Base62 Encoder / Decoder
Encode and decode Base62 (URL-safe alphanumeric).
Overview
The Base62 encoder turns bytes or numbers into compact, URL-safe strings made from 0-9A-Za-z. There is no +, /, or =, so the output drops straight into query strings, path segments, and short links without escape headaches.
It is the encoding of choice for URL shorteners, idempotency keys, short IDs in REST APIs, and any case where you want a short, copy-paste-friendly token. Web developers and product engineers will recognise this as the same scheme behind many bit.ly-style shorteners and generated database identifiers.
How it works
Base62 represents an input as a base-62 number using the alphabet 0123456789ABCDEFGHIJKLMNOPQRSTUVWXYZabcdefghijklmnopqrstuvwxyz. For numeric input the tool repeatedly divides by 62 and collects digits; for byte input it treats the bytes as one big unsigned integer (most-significant byte first) and does the same. There is no padding and no standardized RFC — different libraries sometimes use different alphabet orderings — but the digit-then-uppercase-then-lowercase ordering is the most common convention.
Examples
Input: 1234567890
Output: 1LY7VK
Input: "Hello"
Output: 5TP3P3v
Input: 5TP3P3v
Output: "Hello"
Input: 0
Output: 0
FAQ
Base62 vs Base64?
Base64 is faster and standardised but uses +, /, and =, which need URL-encoding in many contexts. Base62 trades a tiny bit of density (about 4% larger output) for a string that needs zero escaping inside URLs, filenames, or CSV cells.

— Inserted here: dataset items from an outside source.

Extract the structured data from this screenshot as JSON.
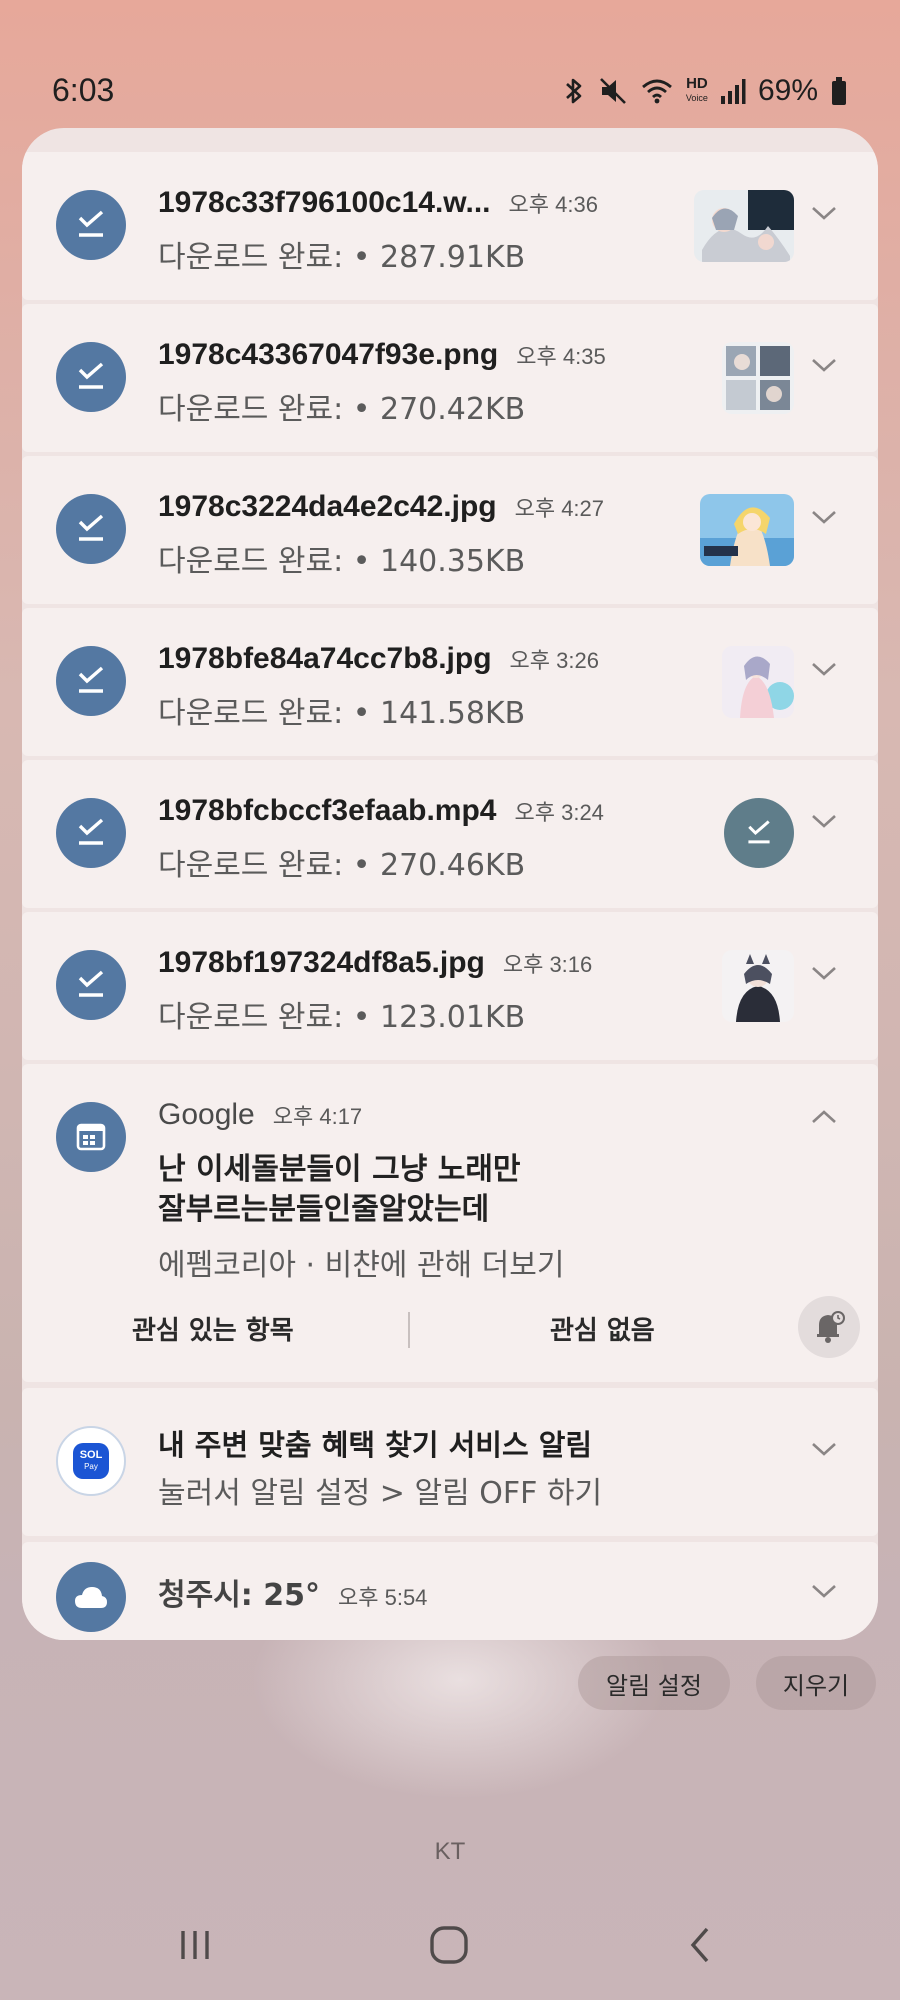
{
  "status_bar": {
    "time": "6:03",
    "battery_percent": "69%",
    "hd_label": "HD",
    "hd_sub": "Voice",
    "icons": [
      "bluetooth-icon",
      "mute-icon",
      "wifi-icon",
      "hd-voice-icon",
      "signal-icon",
      "battery-icon"
    ]
  },
  "downloads": [
    {
      "title": "1978c33f796100c14.w...",
      "time": "오후 4:36",
      "status": "다운로드 완료: • 287.91KB",
      "thumb": "manga-image"
    },
    {
      "title": "1978c43367047f93e.png",
      "time": "오후 4:35",
      "status": "다운로드 완료: • 270.42KB",
      "thumb": "manga-image"
    },
    {
      "title": "1978c3224da4e2c42.jpg",
      "time": "오후 4:27",
      "status": "다운로드 완료: • 140.35KB",
      "thumb": "game-art-image"
    },
    {
      "title": "1978bfe84a74cc7b8.jpg",
      "time": "오후 3:26",
      "status": "다운로드 완료: • 141.58KB",
      "thumb": "anime-image"
    },
    {
      "title": "1978bfcbccf3efaab.mp4",
      "time": "오후 3:24",
      "status": "다운로드 완료: • 270.46KB",
      "thumb": "download-done-icon"
    },
    {
      "title": "1978bf197324df8a5.jpg",
      "time": "오후 3:16",
      "status": "다운로드 완료: • 123.01KB",
      "thumb": "anime-image"
    }
  ],
  "google": {
    "app": "Google",
    "time": "오후 4:17",
    "line1": "난 이세돌분들이 그냥 노래만",
    "line2": "잘부르는분들인줄알았는데",
    "source": "에펨코리아 · 비챤에 관해 더보기",
    "action_interested": "관심 있는 항목",
    "action_not_interested": "관심 없음"
  },
  "sol": {
    "icon_text": "SOL",
    "icon_sub": "Pay",
    "title": "내 주변 맞춤 혜택 찾기 서비스 알림",
    "body": "눌러서 알림 설정 > 알림 OFF 하기"
  },
  "weather": {
    "title": "청주시: 25°",
    "time": "오후 5:54"
  },
  "buttons": {
    "settings": "알림 설정",
    "clear": "지우기"
  },
  "carrier": "KT",
  "colors": {
    "accent_blue": "#5478a2",
    "card": "#f6efee",
    "teal_icon": "#5f7d8a"
  }
}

Is the output deterministic?
Yes. The same bytes always encode to the same string. There is no salt or randomness in the encoding itself.
Can I use it for integer-only IDs?
Absolutely — that is the most common use case. A 64-bit integer fits in 11 Base62 characters, which is roughly half the length of decimal and a third of hex.
Why are there multiple Base62 "standards"?
Because the encoding was never RFC'd, libraries vary on whether digits come first or letters come first. Always check that your encoder and decoder share an alphabet before passing tokens between systems.